# The Unapologetic Mathematician

## Bounded Variation addenda

I left a few things out of last Saturday’s post. Since I’ve spent all morning finishing off that paper (I’ll post the arXiv link tomorrow when it shows up) I’m sort of mathed out for the moment. I’ll just tack up these addenda and take a nap or something to brace for tomorrow’s Clifford Lectures (which is the only day of them I’ll be able to see, due to airline pricing).

Okay, so we said that we can represent any function $\alpha$ of bounded variation as the difference $\alpha_+-\alpha_-$ of two increasing functions. But we should notice here that this decomposition is by no means unique. In fact, if $\beta$ is an increasing function, then we can also write $\alpha=(\alpha_++\beta)-(\alpha_-+\beta)$, and get a different representation of $\alpha$.

Usually nonuniqueness gets messy, but there’s a way this can come in handy. If we pick $\beta$ to be strictly increasing, then so will $\alpha_++\beta$ and $\alpha_-+\beta$ be. So any function of bounded variation can be written as the difference between two strictly increasing functions. This restriction may be useful in some situations.

It also turns out that wherever the function $\alpha$ is continuous, then so will its variation $V_\alpha$ be. Thus any continuous function of bounded variation can be written as the difference of two continuous, (strictly) increasing functions. I’ll leave this fact to you, though it’s not really hard.

Now let’s look at bounded increasing functions for a moment. Such a function $f$ might jump up at certain points in its domain, like the Heaviside function $H(x)$ that sends all negative numbers to ${0}$ and all nonnegative numbers to $1$. However, a monotone function can’t have any other kinds of discontinuities. Further, since each jump must increase by a finite amount, we can only have a countable number of them in a finite interval, or else the function would have to take arbitrarily large values and would no longer be bounded!

So increasing functions can only have a countable number of jump discontinuities.
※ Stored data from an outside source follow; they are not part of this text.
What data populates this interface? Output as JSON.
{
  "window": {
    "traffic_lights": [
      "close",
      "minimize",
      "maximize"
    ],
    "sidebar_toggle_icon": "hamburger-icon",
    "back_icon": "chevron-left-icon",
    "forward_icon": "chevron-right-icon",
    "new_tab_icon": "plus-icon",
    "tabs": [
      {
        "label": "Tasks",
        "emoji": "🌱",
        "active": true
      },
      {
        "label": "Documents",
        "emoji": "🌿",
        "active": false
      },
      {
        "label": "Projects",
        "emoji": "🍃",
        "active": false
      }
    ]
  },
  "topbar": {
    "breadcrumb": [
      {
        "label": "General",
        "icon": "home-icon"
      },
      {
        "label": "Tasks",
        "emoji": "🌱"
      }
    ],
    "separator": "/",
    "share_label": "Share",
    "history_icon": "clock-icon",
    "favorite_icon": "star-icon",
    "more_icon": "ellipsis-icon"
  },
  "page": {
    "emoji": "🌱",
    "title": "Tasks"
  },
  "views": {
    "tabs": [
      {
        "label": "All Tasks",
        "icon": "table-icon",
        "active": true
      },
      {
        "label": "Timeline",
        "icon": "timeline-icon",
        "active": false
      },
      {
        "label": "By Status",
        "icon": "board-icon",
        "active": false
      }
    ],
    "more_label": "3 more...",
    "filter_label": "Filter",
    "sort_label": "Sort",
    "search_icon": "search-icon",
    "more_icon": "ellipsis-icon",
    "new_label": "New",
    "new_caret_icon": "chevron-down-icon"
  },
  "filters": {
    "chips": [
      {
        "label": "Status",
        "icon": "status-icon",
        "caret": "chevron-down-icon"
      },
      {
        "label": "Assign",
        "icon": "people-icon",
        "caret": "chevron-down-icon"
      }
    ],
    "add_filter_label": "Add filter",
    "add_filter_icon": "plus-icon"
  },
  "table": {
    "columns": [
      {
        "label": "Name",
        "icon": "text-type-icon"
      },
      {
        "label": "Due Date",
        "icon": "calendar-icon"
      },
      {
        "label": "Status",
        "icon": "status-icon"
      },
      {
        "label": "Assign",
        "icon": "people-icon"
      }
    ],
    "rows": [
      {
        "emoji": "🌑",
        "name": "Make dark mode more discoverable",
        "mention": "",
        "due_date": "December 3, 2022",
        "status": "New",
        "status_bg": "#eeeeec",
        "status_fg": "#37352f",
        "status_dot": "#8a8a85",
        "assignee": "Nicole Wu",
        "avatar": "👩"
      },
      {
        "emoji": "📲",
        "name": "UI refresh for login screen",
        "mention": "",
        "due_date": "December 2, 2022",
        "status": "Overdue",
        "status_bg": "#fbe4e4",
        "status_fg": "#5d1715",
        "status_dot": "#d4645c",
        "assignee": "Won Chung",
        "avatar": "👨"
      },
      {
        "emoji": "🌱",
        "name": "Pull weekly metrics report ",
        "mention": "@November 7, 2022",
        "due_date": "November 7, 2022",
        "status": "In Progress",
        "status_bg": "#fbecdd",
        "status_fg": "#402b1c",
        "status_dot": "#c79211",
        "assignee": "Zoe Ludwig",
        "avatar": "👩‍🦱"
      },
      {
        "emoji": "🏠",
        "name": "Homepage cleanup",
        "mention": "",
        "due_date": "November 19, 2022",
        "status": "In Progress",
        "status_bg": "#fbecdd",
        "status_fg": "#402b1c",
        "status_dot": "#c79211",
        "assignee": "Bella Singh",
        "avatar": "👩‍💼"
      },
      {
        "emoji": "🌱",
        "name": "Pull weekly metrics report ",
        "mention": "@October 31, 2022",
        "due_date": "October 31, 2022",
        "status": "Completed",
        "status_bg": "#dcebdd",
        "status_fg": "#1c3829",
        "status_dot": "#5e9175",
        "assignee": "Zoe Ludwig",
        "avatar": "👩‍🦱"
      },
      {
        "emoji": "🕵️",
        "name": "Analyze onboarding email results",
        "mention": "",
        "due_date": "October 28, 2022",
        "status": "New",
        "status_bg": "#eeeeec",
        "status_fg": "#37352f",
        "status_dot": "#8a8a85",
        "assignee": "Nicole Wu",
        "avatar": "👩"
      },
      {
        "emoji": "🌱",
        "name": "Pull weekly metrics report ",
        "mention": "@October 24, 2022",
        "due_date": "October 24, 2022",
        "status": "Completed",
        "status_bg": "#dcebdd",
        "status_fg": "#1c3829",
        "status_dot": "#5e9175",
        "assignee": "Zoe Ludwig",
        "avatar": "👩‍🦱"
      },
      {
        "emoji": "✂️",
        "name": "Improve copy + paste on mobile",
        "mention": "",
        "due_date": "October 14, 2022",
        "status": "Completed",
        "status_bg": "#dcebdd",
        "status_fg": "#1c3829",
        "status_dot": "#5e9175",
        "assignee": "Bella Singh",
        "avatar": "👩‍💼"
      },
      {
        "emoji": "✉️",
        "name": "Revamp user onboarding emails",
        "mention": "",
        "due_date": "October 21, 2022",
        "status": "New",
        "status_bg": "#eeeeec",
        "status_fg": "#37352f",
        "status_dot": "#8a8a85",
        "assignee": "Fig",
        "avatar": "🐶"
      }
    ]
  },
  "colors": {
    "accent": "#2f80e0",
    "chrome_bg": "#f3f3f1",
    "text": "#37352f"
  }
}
But any function of bounded variation is the difference of two increasing functions. Thus any function of bounded variation can only have a countable number of discontinuities, where at worst the function jumps up or down by a finite amount at each one. The only other sort of discontinuity is a point where the function has a limit, but takes a different value. For instance, $H(x)-(-H(-x))$ takes the value $1$ at every positive or negative number, but $H(0)=2$.